The simplicity of the procedure (it is minimally invasive, requiring <1 ml of serum) and its relatively low cost (based on standard real-time PCR) should encourage population compliance to large-scale screening programs, thus accelerating its application in the clinic as a ‘first line screening test’ to identify those high-risk individuals who should undergo further testing, including by LD-CT (Figure 1). However, unresolved questions still remain (as for all newly proposed genomic blood tests) regarding tumour specificity.

Figure 1
Overview of lung cancer early detection mass population screening.

We tried to initially address this issue by including in our analysis also a group of patients with invasive ductal breast carcinoma or with benign breast fibroadenoma, as a control. The test resulted to be negative in this additional group of patients, thus demonstrating a certain specificity of the 34-miRNA test for lung cancer detection [14].

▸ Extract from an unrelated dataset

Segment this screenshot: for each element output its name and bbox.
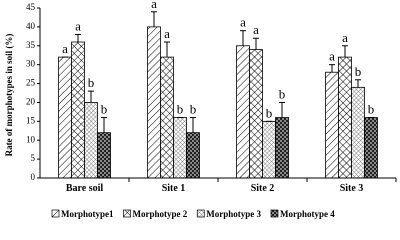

Lastly, a critical issue relates to the origin of serum circulating miRNAs and their biological function. The current model implies that miRNA are released in membrane-bound vesicles [21 –23], which protect them from blood RNAse activity [24 –26]. Such kind of vesicles could be either exosomes, 50–90 nm vesicles of endocytic origin arising by inward budding of multivesicular bodies and released by exocytosis [27], or microvesicles, larger (up to 1 um) membrane-bound particles generally derived by membrane shedding of several cell types [24,28].

Strikingly, tumour cells appear to communicate through exosomes with immune cells, leading to immune suppression [29,30]. It is tempting to speculate that lung cancer cells might reprogram the tumour microenvironment, perhaps by altering the expression patterns of surrounding cells, including those of the immune system, through miRNAs contained in exosomes. Undoubtedly, future studies will shed more light on the biological functions of circulating miRNAs and their role, if any, in cancer progression. Such studies will allow researchers to design completely novel strategies for lung cancer therapy.